Crew blog by Nāʻālehu Anthony.
Believing isn’t necessarily Seeing
The navigation team works really hard. The intensity at which they must persist everyday is really interesting to observe because they take such pride in the work and because they are so serious about it. And why shouldn’t they be? They are responsible for tracking our canoe some 2400 miles across the ocean. So this team has to watch and be alert with all of their senses. That requires them to be present at all times. When we describe navigation to groups just getting on the canoe for the first time, we talk about how this system is about observation and that the keenness of our observation is what will determine what can be used as a clue to find direction. On this journey, the way the canoe changes pitch against the waves is a clue. The wind getting louder (or softer) relative to our speed is a clue. A star peeking out of the black night is definitely a clue. But one has to be aware of and ready to react to these clues to keep the course, as every deviation needs to be accounted for as we make our way home.

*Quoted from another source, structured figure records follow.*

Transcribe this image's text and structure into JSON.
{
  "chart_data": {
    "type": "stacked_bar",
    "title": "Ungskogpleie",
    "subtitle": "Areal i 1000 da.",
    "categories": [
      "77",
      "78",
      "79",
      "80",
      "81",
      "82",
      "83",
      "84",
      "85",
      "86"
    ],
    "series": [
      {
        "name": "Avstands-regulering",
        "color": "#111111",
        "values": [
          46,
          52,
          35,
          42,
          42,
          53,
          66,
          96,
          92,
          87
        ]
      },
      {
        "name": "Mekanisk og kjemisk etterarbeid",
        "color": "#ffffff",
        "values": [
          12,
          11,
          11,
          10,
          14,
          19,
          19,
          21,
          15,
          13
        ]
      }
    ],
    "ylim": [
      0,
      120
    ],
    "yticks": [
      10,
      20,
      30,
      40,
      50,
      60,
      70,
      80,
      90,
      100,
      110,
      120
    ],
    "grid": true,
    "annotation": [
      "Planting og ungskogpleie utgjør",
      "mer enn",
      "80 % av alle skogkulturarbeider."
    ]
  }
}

Bruce is really interesting to watch. He might be asleep on the top bunk on the deck, but when the canoe slows down because we turned too high into the wind, his naʻau will wake him up. He will sit up in that dark night and say, “You guys gotta come down;” and as we steer down off the wind, he will be lulled back to sleep as the course settles down inside him. That’s the bar — Bruce is really the bar that everyone on board sets as the goal to be like, but no one more than the navigation team. They are in charge of the course, and Bruce is here to make sure that everything is safe and that the team is successful.
As a photographer I have trained to be a very careful observer of people. I watch these navigators concentrate on the rhythm of this leg of this voyage, to the point where they stand at the stern of the canoe to take it all in and actually feel their way across this massive body of water. They are vigilant at night, always scanning the dark sky for any visible clue to give truth to what their other senses are whispering. Part of the test that I have witnessed the navigators partake in is being blind and having to find their way. We have had night after night of near 100% cloud cover block their eyes from the simple clues: the stars and planets. They are forced to look into the wave and to read the wind, not with their eyes but with their feet as the canoe rocks through their body, and with the feeling of the wind on their skin as they stand on the back of the deck, all the while waiting for a sign that the path is true. Then there comes that moment Venus will poke through a cloud, sometimes for a mere 30 seconds – but Venus shows up right where Venus is supposed to be. The direction is confirmed, and the team becomes a little more confident. Night after night now this is how it goes, seeking in the darkness for what cannot be seen.
I guess sometimes you gotta be blind to really see.